Облачившись в черный костюм и прицепив бантик, на правах «своего» человека он с удовольствием отправлялся послушать, например, «Аиду» в давней, чуть ли не дореволюционной постановке. Сидел один в директорской ложе. Ему нравился этот уже древний спектакль, с уже скучающими оркестрантами и уже давно не волнующимся третьестепенным составом актеров. Он находил своеобразную поэзию именно в этой застывшей обветшалости…
Не раз разыгрывал он собеседников своим пристрастием к консерватизму в искусстве. «На мой взгляд, куда как лучше было, когда занавес не раздвигался, а поднимался неторопливыми волнами, и на нем порхали розово-голубые купидоны, — говорил он. — А нынче и вовсе без занавеса норовят играть. Ах боже мой, все настежь! Никаких тайн! Нет, уверяю вас, я предпочел бы вновь увидеть духовой оркестр, играющий в антракте вальдтейфелевский вальс, как это было в старой провинции, и усатого капельмейстера, который, помахивая палочкой, то и дело оглядывается в сторону партера и раскланивается со знакомыми».
После бурного театрального новаторства двадцатых годов почти все зрители уже отвыкли от бытового «павильонного» оформления спектакля, а Булгаков настаивал на своем и нападал на Мейерхольда под стать самому закоренелому обывателю: «Пусть он трижды гений, у меня от него голова болит. Допускаю, что для всевозможных мудрствований и подражаний он, как никто, пригодится потомкам, но у нас и без него нервы расстроены».
Возмущался ли он всерьез или шутил? Ведь говорил-то это человек, который уже в «Беге» предсказывал ломку привычной сценической коробки, мечтал, чтобы возникло скользящее движение картин — в полусне, в полубреду, в полукошмаре… И, наконец, этот роман!

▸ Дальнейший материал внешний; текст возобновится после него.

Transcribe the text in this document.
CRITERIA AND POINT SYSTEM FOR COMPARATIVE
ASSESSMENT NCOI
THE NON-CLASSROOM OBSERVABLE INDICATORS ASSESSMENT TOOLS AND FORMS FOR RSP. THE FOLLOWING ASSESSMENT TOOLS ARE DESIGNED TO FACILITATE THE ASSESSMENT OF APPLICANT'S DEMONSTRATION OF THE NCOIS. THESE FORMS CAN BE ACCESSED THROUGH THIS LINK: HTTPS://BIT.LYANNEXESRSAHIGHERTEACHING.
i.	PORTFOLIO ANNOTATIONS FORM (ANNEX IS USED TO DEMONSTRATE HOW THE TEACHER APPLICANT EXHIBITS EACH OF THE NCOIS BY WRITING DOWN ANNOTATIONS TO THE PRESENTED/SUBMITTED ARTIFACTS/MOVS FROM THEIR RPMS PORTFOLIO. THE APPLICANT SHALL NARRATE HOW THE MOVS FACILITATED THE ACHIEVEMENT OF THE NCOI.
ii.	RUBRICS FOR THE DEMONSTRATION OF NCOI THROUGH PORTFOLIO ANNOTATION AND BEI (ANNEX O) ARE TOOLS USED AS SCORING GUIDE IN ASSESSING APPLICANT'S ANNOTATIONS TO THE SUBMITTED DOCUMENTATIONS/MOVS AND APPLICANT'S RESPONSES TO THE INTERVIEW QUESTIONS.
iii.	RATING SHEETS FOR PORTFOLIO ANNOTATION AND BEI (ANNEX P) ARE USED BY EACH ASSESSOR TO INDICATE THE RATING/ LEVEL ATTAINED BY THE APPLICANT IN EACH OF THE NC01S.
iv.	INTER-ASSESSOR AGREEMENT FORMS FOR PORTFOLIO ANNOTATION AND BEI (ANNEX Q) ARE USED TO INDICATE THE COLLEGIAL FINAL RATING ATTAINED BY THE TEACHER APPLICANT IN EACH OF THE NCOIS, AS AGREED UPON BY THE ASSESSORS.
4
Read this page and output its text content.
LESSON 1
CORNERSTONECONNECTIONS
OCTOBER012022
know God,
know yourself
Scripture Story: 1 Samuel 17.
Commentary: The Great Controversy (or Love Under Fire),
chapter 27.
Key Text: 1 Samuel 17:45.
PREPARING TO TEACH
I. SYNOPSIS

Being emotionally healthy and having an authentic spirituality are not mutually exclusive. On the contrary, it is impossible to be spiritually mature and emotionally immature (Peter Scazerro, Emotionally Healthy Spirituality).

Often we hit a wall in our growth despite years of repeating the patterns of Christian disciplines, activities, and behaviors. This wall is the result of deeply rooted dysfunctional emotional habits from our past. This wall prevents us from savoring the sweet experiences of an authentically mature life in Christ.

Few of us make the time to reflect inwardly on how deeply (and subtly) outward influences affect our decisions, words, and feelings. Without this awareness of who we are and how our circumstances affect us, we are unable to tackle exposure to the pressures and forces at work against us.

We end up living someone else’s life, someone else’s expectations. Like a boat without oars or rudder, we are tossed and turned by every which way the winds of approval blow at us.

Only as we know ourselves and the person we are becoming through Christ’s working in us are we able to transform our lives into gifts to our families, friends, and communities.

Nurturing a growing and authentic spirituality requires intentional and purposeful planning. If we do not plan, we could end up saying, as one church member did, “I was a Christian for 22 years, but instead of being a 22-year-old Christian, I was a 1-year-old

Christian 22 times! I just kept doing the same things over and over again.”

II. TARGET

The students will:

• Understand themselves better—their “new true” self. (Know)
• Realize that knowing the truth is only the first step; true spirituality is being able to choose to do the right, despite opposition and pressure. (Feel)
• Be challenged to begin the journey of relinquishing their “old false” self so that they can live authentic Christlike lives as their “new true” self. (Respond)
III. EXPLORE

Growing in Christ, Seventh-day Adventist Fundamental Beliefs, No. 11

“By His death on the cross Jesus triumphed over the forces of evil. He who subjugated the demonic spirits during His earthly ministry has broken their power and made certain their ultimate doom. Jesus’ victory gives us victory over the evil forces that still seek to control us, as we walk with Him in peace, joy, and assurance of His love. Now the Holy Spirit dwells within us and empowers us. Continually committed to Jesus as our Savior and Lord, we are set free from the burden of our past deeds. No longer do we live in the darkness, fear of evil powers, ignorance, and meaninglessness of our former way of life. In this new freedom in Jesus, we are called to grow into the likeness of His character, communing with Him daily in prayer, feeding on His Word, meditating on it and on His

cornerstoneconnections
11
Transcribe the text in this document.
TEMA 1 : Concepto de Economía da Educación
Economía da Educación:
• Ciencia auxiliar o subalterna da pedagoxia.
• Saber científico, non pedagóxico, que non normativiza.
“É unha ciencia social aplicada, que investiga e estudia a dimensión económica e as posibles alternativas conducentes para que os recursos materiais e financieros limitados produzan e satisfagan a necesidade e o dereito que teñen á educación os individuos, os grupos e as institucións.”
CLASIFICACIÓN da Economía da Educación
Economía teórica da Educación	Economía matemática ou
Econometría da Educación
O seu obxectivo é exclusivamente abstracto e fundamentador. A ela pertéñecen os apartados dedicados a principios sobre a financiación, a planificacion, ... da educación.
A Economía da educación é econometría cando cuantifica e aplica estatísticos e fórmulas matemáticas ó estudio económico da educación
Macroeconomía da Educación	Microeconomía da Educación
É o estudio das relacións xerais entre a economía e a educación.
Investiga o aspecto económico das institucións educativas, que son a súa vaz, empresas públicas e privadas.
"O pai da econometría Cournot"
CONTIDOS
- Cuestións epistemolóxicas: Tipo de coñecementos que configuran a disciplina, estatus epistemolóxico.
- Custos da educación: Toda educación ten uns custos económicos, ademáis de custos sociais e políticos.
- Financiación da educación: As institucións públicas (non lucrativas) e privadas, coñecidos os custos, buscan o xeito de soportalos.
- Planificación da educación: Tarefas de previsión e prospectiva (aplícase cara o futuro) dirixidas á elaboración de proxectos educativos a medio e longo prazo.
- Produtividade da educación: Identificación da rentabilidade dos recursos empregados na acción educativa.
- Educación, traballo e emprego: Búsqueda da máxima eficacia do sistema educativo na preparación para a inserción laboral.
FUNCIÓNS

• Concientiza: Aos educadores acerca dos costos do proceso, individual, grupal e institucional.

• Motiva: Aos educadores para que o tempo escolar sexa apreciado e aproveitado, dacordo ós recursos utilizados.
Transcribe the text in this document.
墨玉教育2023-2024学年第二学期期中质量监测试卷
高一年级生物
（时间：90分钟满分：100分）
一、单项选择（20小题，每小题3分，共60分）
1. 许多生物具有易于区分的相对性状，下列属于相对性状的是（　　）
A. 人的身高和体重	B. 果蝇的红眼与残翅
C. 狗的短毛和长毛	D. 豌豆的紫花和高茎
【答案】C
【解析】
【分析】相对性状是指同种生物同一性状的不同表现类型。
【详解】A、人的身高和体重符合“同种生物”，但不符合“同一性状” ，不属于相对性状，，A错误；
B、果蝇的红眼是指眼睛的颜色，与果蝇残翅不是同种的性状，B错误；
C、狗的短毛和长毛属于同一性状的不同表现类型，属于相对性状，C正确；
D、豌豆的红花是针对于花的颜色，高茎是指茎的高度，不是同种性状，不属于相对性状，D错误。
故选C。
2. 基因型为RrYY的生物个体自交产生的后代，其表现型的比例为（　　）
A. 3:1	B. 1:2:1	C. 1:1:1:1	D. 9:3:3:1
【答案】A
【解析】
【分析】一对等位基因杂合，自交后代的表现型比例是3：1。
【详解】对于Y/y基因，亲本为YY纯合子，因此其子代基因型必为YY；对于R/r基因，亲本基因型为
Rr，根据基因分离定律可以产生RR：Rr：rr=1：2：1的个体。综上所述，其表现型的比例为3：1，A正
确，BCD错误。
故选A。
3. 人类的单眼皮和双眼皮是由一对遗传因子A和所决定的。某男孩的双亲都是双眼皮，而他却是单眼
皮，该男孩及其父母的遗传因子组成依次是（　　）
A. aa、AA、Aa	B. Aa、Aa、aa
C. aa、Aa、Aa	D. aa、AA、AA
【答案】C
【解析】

О, этот роман, словно от всех его остальных работ оторвавшийся и стоивший ему стольких дум и душевного восторга! Он полон парадоксальных неожиданностей, резко сталкивая два стиля — строгой прозы и фантастической эксцентрики. Далекое, возникшее в воображении (Ершалаим, Понтий Пилат, Иешуа), становится ощутимо реальным, без тени преувеличений, отточено выписанным в каждой подробности, а близкое, легко узнаваемое, существующее рядом (Москва, ее быт) превращается в неправдоподобный сатирический балаган!.. Уж то-то спустя двадцать лет после смерти автора ультралевые кинорежиссеры ахнули при чтении этого романа. Нет, капельмейстеру с усами, выражающему спокойное болото провинциального дореволюционного театра, тут решительно делать нечего…
Когда я вспоминаю тридцатые годы, последнее десятилетие жизни Булгакова, я не перестаю изумляться энергии его творчества, мужественности и стойкости его поведения. Он не поддавался никакой мелкой тщеславной суете, а в своем творчестве никакой «моде». Он широко и раскованно работал над романом «Мастер и Маргарита». Писал его с увлечением. В этом романе мудрая зрелость мысли сочеталась с озорством подлинного вдохновения.
Все новые главы диктовал он Лене. В ее дневнике (16 января 1938 года) я прочитал, что он «просидел у Ермолинского до 5 часов утра. Разговаривали о романе».
Работа явно приближалась к концу, но с какими вынужденными перерывами!
В театре его преследовали неудачи.
После «Мольера» отменили премьеру пьесы «Иван Васильевич», подготовленную в Театре сатиры. Постановка осуществлялась быстро, без каких-либо существенных помех. В спектакле были заняты талантливые актеры, популярные в то время, веселые, — Ф. Курихин, Б. Малютина, П. Поль; Ивана Грозного играл Д. Кара-Дмитриев. Премьера предполагалась в марте 1936 года. Булгакову постановка не понравилась, но невыход спектакля все равно был ударом.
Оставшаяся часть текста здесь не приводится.